Pas tous nés sous la même étoile
Nous nous appelons Sofia, Julie, Lydia et Claudia. Sofia, Lydia et moi sommes filles d’immigrés. Toutes les quatre sommes issues de quartiers populaires, « ceux dont les écoles n’allaient pas à Génies en Herbe », comme l’exprime Julie, même si elle reconnaît n’avoir manqué de rien dans l’enfance. Moi non plus. Nos parents se sont battus pour que l’on fasse des études et les jobs d’étudiants ont permis à Julie d’arriver au bout. Pour Sofia et Lydia, l’enfance était déjà plus compliquée. Sofia explique n’avoir pas eu l’insouciance de l’âge, ayant déjà des responsabilités d’adulte dès l’adolescence, pour aider ses parents. Des problèmes de santé en secondaire aussi. Et un climat familial difficile qui l’empêchera de réaliser son rêve de devenir assistante sociale ou psychologue. Partie tôt de sa famille, pour vivre avec son mari, elle tombe rapidement enceinte. Lydia, elle, décrit son environnement comme un « milieu culturel pauvre ». Elle aimerait devenir designeuse, elle qui a toujours eu une âme d’artiste. Mais elle aussi doit abandonner son rêve, s’installe avec son compagnon, a une fille… à qui on diagnostique très tôt une maladie dégénérative. Rapidement, c’est elle qui doit tout gérer, encore plus après le départ du papa. Aux yeux de la société, Sofia et Lydia ne travaillent pas. Et pourtant, elles travaillent énormément. Sofia, mère de plusieurs enfants, est impliquée dans la vie de sa communauté religieuse, reçoit des personnes, les écoute, les oriente et gère l’ASBL, gratuitement. Lydia consacre tout son temps à sa fille dont la maladie progresse vite.
Même avec un diplôme
Après un diplôme universitaire et un début de carrière satisfaisant, Julie se retrouve face à un nouveau patron aux pratiques toxiques (demandes absurdes, revirements soudains, incompétence managériale).
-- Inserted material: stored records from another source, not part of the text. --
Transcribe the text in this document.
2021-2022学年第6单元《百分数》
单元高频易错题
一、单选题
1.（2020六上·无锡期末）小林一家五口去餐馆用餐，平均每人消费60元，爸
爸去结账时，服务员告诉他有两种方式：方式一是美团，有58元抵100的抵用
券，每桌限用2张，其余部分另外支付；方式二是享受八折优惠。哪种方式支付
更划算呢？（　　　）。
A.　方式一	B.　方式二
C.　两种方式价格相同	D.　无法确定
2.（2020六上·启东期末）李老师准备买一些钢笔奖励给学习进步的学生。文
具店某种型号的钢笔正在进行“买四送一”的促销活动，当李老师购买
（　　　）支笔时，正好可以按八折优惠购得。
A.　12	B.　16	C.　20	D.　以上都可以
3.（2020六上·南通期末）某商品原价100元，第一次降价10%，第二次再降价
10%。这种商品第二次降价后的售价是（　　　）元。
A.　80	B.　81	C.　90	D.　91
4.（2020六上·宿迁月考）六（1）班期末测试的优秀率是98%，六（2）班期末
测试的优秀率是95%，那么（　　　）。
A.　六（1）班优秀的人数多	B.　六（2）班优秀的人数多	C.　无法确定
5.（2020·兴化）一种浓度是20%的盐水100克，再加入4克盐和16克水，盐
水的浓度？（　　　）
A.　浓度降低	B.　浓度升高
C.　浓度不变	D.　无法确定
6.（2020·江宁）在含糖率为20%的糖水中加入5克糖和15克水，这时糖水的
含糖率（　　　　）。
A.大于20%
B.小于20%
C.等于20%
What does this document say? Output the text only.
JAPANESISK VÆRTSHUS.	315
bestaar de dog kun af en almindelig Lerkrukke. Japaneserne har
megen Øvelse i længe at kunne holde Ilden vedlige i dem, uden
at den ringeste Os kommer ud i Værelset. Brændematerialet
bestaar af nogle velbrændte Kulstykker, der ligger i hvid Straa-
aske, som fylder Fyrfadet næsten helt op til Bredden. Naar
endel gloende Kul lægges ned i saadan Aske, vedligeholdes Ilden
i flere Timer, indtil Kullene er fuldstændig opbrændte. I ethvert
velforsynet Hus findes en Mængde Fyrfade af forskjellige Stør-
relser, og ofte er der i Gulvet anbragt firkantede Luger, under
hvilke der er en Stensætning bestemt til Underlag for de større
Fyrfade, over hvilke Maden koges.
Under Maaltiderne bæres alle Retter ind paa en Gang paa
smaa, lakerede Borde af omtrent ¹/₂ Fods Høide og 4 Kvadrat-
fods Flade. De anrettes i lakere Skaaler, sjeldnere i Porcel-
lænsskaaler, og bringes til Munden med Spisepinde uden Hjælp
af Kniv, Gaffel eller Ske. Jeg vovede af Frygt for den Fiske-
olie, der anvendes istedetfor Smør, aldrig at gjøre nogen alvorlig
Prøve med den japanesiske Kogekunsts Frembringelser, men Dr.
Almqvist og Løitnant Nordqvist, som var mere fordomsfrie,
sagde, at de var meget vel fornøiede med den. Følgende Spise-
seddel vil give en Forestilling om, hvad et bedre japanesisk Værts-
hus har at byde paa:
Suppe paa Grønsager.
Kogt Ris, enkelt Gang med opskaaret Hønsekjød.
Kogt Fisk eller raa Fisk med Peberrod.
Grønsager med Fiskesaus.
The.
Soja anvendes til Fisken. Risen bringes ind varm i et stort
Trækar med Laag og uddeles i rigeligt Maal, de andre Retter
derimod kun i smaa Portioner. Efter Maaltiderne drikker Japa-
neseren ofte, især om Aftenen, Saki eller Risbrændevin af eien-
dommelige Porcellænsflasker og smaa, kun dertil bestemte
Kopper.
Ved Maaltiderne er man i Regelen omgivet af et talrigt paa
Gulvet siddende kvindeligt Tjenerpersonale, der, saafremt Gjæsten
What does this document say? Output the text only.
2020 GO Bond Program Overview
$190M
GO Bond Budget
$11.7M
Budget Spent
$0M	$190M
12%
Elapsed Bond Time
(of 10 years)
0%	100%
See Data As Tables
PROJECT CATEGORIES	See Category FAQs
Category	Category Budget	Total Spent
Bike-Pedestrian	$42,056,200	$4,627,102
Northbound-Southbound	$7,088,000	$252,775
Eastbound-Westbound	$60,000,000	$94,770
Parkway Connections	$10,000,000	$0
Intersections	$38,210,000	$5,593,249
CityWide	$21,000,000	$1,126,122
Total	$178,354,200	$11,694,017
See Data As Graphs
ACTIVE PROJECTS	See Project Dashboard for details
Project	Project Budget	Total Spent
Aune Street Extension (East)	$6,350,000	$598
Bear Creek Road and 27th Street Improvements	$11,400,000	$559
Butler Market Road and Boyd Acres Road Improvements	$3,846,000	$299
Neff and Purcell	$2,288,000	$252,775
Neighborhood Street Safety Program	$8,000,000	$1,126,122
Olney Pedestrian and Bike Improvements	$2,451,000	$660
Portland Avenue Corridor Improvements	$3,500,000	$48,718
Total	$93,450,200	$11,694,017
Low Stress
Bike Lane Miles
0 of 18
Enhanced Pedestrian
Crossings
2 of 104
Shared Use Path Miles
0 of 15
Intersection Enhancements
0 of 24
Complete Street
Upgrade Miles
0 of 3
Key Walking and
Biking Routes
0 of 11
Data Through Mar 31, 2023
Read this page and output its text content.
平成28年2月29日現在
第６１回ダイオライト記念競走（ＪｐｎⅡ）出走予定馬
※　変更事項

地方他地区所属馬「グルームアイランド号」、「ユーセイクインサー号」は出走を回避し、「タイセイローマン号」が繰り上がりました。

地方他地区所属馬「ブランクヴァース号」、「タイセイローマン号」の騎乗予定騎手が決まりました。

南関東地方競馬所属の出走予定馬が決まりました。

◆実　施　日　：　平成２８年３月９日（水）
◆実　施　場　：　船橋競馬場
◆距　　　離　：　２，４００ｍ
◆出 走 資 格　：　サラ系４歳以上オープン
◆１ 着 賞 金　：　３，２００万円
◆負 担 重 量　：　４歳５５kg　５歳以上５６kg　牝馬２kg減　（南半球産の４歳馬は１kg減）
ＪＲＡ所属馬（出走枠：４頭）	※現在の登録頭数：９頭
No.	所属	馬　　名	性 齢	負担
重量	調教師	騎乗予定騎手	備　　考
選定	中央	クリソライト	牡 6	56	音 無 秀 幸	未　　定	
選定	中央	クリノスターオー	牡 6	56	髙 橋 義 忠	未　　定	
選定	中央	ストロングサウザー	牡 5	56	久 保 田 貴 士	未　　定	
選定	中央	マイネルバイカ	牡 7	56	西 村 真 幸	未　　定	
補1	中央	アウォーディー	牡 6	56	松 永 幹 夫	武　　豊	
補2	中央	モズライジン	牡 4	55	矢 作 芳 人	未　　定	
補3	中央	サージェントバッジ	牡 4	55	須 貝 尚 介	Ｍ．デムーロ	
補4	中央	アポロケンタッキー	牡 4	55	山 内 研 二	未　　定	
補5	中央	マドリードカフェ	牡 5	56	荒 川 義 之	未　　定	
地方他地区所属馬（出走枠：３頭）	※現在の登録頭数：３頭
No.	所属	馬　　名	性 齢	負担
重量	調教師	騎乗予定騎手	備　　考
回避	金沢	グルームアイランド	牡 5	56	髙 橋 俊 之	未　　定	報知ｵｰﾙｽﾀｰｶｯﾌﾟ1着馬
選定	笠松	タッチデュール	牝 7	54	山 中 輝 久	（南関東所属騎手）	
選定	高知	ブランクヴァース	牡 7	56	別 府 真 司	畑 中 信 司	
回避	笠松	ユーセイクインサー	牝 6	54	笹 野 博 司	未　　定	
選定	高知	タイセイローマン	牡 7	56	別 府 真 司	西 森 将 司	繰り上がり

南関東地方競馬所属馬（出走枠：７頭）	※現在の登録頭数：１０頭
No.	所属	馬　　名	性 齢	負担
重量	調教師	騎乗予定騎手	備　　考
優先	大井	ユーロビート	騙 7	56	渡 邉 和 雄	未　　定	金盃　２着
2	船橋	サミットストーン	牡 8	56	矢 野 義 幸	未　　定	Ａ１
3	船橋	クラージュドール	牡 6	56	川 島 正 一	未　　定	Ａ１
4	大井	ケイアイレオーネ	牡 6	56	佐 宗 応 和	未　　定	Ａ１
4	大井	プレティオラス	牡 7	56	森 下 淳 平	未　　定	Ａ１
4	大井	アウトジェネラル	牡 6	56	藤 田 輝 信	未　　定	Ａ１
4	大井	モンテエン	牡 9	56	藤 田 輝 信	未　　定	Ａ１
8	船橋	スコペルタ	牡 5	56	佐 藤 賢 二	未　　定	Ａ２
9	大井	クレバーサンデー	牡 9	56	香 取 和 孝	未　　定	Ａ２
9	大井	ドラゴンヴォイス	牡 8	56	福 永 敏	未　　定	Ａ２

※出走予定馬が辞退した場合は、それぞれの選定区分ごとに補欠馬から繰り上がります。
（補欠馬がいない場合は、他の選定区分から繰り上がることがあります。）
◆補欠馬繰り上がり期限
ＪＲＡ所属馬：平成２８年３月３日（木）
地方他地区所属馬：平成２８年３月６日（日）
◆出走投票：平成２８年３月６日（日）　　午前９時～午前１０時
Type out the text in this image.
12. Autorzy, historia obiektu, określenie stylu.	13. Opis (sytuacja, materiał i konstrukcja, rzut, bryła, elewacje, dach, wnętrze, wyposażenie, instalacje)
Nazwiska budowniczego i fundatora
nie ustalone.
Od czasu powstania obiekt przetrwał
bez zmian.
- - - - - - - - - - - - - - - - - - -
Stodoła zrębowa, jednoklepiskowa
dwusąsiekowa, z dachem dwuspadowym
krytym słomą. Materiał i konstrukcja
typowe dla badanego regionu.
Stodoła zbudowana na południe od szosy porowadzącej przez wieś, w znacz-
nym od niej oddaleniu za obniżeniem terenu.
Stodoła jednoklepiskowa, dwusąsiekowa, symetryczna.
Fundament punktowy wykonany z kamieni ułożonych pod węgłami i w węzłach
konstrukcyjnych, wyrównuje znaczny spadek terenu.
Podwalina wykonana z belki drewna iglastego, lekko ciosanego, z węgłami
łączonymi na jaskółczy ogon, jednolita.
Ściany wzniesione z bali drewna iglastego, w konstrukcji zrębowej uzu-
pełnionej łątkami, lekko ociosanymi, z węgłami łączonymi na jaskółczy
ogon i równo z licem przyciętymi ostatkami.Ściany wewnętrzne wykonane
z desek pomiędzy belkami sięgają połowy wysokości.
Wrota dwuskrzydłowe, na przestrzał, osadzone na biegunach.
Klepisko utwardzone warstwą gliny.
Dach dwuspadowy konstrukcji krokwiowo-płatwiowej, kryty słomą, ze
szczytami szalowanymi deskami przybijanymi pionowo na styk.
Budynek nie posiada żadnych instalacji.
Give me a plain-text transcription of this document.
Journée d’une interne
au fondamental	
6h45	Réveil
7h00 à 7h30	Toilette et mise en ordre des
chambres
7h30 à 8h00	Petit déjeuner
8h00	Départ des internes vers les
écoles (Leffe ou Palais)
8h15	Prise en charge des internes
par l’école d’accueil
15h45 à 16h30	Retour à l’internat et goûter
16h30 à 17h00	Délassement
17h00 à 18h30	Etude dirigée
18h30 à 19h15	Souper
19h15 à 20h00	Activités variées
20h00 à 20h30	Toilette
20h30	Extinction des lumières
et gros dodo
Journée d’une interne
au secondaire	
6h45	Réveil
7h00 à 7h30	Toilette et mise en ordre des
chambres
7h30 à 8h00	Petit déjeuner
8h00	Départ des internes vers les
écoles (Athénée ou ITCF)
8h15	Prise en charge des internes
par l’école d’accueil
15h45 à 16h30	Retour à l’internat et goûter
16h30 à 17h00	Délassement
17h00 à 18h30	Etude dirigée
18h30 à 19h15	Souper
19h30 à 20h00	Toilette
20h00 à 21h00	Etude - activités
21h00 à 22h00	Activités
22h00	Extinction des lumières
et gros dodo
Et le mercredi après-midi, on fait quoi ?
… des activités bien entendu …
La corde se tend et finit par lâcher en 2016, c’est le burn out. S’en suivent des doutes, des peurs et, finalement, une reconversion professionnelle dans l’Horeca. Après trois ans d’études, elle décroche un job dans un bon restaurant. Arrive alors sur très peu de temps le Covid et le décès de son papa, suivis quelques temps après par celui de sa maman. C’est trop, son corps la lâche : « Ma tension était à 20, je ne tenais plus debout ». Remplacée par un contrat illégal alors qu’elle était en maladie, son patron ne veut plus d’elle mais refuse de lui payer ses indemnités. Il faudra un vrai bras de fer qui se terminera finalement en 2022, laissant Julie complètement vidée. Après une autre mauvaise expérience suite à des conditions de travail impossibles dans une pâtisserie elle décroche enfin le boulot de ses rêves dans une cuisine qui fait du local, du bio, avec un « cadre humain ». Malheureusement, en 2024, ce sont ses mains qui lui font défaut. Deux opérations en urgence pour éviter que ses nerfs soient endommagés à vie. Mais la récupération n’est pas bonne : elle ne pourra plus cuisiner professionnellement. Elle a plus de 40 ans, plusieurs diplômes, une tonne d’expériences et pourtant, plus de boulot. De mon côté, tout se passe très bien jusqu’au jour où ma fille décède à sa naissance. J’ai alors découvert les mots incapacité, invalidité, beaucoup de culpabilité alors que l’on n’y est pour rien : les traumatismes sont peu compris, le corps et la tête ne voulaient plus collaborer. Le mi-temps médical a permis ma reprise du travail après beaucoup de batailles, de temps, d’énergie, d’argent aussi, pour faire en sorte de pouvoir fonctionner à peu près normalement, à savoir pouvoir dormir, manger, travailler.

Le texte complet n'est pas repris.